On 23 May, the MPU demanded the resignation of the Prime Minister Ion Chicu and the removal of his Romanian citizenship. This was due to a Facebook fight between Chicu and the Romanian MEP Siegfried Mureșan in which he called Romania "the most corrupt country in Europe". Other Moldovan political figures also voiced opposition to Chicu's comments, and he eventually apologized.

On 3 June, the MPU proposed the National Unity Party (PUN), one of the few other openly unionist parties of Moldova, to join the bloc and propose a single candidate for the 2020 Moldovan presidential election. In reply to this, the PUN stated that the proposal would be analyzed and considered and a "reasoned response" would be given when considered appropriate. However, Octavian Țîcu, president of the PUN, later said that he would not dialogue with the MPU to realize the proposal.

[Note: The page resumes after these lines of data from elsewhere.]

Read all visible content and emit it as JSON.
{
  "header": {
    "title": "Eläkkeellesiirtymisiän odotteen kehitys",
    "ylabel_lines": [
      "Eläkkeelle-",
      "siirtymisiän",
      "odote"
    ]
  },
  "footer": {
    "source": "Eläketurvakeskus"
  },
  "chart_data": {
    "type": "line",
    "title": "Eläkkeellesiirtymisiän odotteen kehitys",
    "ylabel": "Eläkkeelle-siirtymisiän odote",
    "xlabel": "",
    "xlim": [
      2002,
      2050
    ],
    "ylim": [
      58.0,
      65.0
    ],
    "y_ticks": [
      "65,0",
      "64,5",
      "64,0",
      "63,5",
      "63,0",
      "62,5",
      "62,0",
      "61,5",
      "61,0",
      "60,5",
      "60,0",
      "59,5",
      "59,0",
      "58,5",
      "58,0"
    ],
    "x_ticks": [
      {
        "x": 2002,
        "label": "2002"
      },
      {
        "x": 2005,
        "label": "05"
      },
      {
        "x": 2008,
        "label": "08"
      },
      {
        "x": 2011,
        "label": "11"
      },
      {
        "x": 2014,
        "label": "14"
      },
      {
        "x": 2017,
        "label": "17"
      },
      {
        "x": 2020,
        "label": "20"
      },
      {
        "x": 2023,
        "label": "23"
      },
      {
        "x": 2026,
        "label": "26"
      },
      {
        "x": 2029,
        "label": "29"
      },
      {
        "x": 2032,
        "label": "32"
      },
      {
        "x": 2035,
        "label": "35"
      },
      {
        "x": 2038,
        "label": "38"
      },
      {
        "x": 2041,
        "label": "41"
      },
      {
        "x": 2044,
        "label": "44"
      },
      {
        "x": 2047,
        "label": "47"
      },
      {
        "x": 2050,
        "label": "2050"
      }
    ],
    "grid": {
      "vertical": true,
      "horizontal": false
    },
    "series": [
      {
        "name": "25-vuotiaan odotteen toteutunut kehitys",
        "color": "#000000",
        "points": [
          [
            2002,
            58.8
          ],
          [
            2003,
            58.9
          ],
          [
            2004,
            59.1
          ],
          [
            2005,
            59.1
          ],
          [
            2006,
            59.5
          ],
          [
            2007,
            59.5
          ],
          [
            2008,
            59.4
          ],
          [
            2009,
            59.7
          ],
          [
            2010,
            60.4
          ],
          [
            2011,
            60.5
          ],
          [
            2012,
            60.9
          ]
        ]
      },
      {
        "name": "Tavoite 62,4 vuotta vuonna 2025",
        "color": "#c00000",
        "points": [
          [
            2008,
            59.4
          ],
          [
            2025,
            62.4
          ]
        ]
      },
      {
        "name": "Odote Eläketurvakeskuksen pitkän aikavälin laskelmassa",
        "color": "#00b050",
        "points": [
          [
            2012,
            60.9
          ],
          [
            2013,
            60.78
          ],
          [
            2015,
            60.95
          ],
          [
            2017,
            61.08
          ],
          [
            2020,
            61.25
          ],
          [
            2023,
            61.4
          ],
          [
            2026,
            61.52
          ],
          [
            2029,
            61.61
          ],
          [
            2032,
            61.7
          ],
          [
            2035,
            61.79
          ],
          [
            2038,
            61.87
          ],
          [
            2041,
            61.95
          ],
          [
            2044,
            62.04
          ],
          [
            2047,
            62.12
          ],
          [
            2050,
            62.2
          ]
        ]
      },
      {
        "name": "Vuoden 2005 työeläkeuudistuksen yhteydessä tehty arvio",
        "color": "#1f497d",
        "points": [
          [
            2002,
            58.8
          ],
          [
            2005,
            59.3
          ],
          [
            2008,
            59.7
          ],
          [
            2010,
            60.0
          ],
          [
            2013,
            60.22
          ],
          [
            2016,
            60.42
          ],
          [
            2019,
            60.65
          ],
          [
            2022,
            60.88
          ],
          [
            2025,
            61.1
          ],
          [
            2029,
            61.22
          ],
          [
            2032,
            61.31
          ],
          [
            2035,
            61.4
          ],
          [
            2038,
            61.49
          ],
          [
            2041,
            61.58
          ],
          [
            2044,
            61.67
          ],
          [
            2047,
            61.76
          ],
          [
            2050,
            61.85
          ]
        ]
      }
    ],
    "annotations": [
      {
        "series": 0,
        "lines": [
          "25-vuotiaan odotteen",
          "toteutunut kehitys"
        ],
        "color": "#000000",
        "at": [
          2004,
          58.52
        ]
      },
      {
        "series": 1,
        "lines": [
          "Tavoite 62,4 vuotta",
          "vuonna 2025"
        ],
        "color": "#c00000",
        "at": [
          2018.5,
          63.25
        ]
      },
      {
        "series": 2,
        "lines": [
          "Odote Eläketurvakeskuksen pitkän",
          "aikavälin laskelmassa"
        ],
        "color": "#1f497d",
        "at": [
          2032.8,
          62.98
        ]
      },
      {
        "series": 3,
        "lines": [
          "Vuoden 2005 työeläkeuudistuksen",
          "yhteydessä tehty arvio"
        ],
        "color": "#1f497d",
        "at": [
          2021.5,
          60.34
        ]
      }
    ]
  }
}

On 29 June, the MPU officially adopted a resolution by which Chirtoacă was designed as the bloc's candidate for the 2020 presidential elections. Other Moldovan unionist parties were encouraged again to join the bloc. A month later, on 29 August, it was announced that the MPU had submitted the necessary documents to the Central Election Commission of Moldova (CEC) to be registered and be able to run in the elections. On 5 October, the CEC declared that it had registered both the MPU and the PUN to participate in the presidential elections, setting the number of candidates to eight in total (Chirtoacă for the MPU and Țîcu for the PUN).

On 7 October, Chirtoacă presented the bloc's official slogan, Unirea pentru toți! ("[the] Union for everyone!"). Four other secondary slogans were also featured: Cu România în Europa ("With Romania in Europe"), Unirea și punctum ("Union and period"), În Europa prin Unire ("In Europe through the Union") and Europa până la capăt ("Europe to the end").

During the presidential elections, Chirtoacă only received 16,145 votes (1.2% of the total), finishing last of the eight candidates and receiving fewer votes than the signatures he had submitted for participation.

On 30 April 2021, the PPDA left the MPU, with Costiuc declaring that he considered the trajectories and objectives of the PPDA and the MPU were not the same. On 13 May, the MPU suspended its activity until after the snap parliamentary election that year after disagreements regarding the participation of the bloc and of its member parties in the election.